C’est une véritable épreuve de force à laquelle se livrent le gouvernement et les carabins marocains. Le ministre de la Santé Houssein El Ouardi a présenté en avril dernier un projet de loi dont l’objectif est d’endiguer désertification médicale du royaume.
En déficit de personnel médical selon l’OMS, le Maroc, qui compte 22 000 médecins, ne parvient pas à pourvoir certains postes de praticiens dans les zones isolées. Le service médical obligatoire (SMO) est donc apparu au gouvernement comme une solution. Si le texte qui est toujours en discussion est adopté, les nouveaux médecins se verront contraints d’exercer durant deux ans dans une zone sous médicalisée.

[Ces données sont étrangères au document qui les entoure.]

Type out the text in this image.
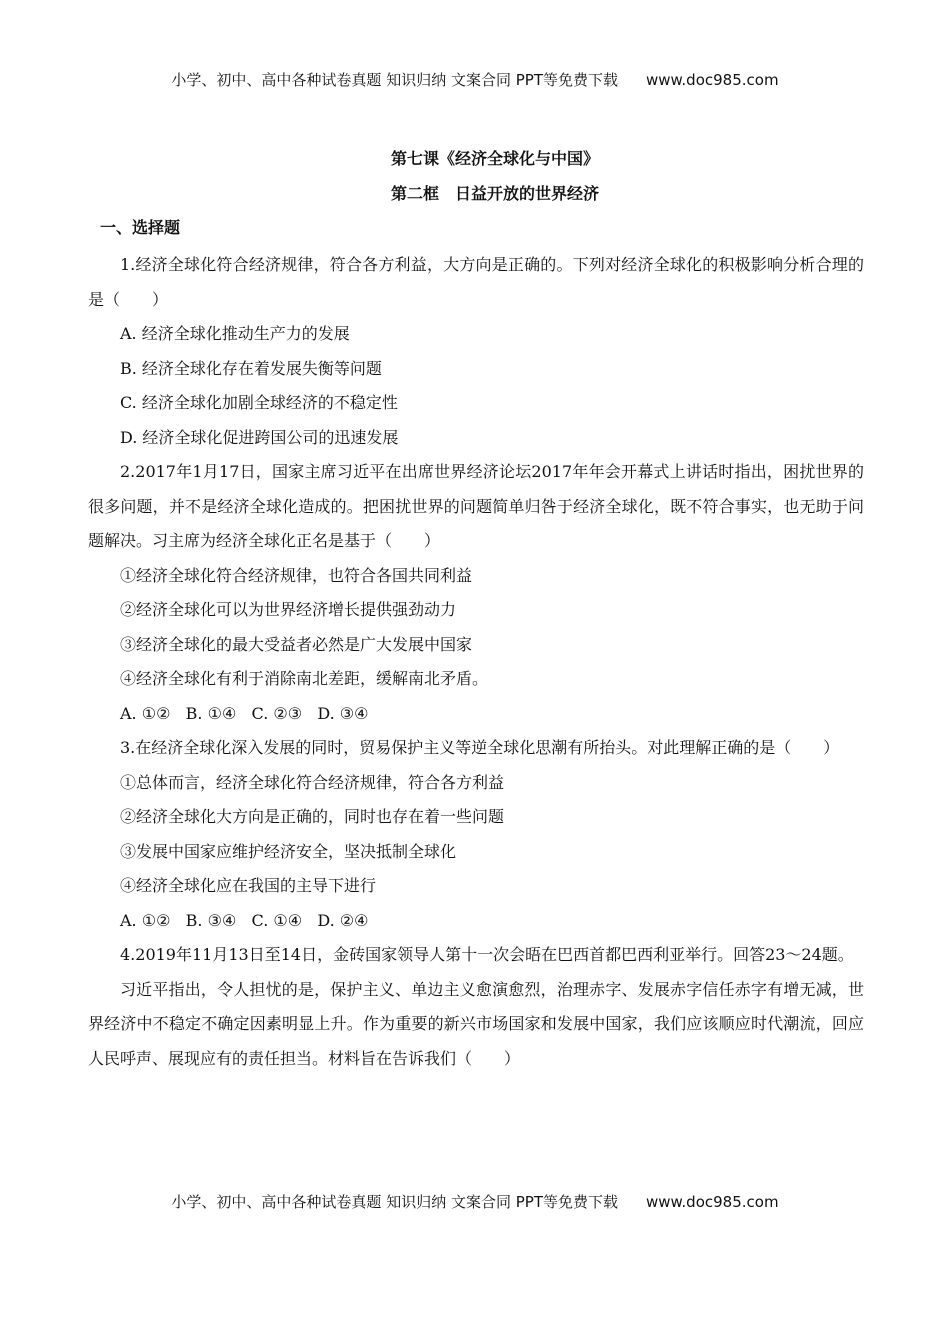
小学、初中、高中各种试卷真题 知识归纳 文案合同 PPT等免费下载 www.doc985.com
第七课《经济全球化与中国》
第二框　日益开放的世界经济
一、选择题

1.经济全球化符合经济规律，符合各方利益，大方向是正确的。下列对经济全球化的积极影响分析合理的是（　　）

A. 经济全球化推动生产力的发展

B. 经济全球化存在着发展失衡等问题

C. 经济全球化加剧全球经济的不稳定性

D. 经济全球化促进跨国公司的迅速发展

2.2017年1月17日，国家主席习近平在出席世界经济论坛2017年年会开幕式上讲话时指出，困扰世界的很多问题，并不是经济全球化造成的。把困扰世界的问题简单归咎于经济全球化，既不符合事实，也无助于问题解决。习主席为经济全球化正名是基于（　　）

①经济全球化符合经济规律，也符合各国共同利益

②经济全球化可以为世界经济增长提供强劲动力

③经济全球化的最大受益者必然是广大发展中国家

④经济全球化有利于消除南北差距，缓解南北矛盾。

A. ①②   B. ①④   C. ②③   D. ③④

3.在经济全球化深入发展的同时，贸易保护主义等逆全球化思潮有所抬头。对此理解正确的是（　　）

①总体而言，经济全球化符合经济规律，符合各方利益

②经济全球化大方向是正确的，同时也存在着一些问题

③发展中国家应维护经济安全，坚决抵制全球化

④经济全球化应在我国的主导下进行

A. ①②   B. ③④   C. ①④   D. ②④

4.2019年11月13日至14日，金砖国家领导人第十一次会晤在巴西首都巴西利亚举行。回答23～24题。

习近平指出，令人担忧的是，保护主义、单边主义愈演愈烈，治理赤字、发展赤字信任赤字有增无减，世界经济中不稳定不确定因素明显上升。作为重要的新兴市场国家和发展中国家，我们应该顺应时代潮流，回应人民呼声、展现应有的责任担当。材料旨在告诉我们（　　）

小学、初中、高中各种试卷真题 知识归纳 文案合同 PPT等免费下载 www.doc985.com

Les multiples demandes d’audience déposées par les grévistes auprès du ministère de la Santé sont restées sans réponse. Très suivi, le mouvement s’est traduit par de multiples manifestations dont une marche nationale le 17 septembre dernier à Rabat. Le mouvement a pris une nouvelle envergure le 1er octobre lorsque les étudiants ont été rejoints par les résidents et internes des CHU. Mais pour l’heure rien n’y fait, le gouvernement ne cède pas. « Le boycott de la rentrée universitaire était notre seule arme pour pousser le ministre à ouvrir le dialogue », explique Hassnaa Boutalja, présidente du conseil des étudiants en médecine de Casablanca. Les négociations sont ouvertes depuis la semaine dernière et n’ont pour l’heure donné lieu à aucun accord.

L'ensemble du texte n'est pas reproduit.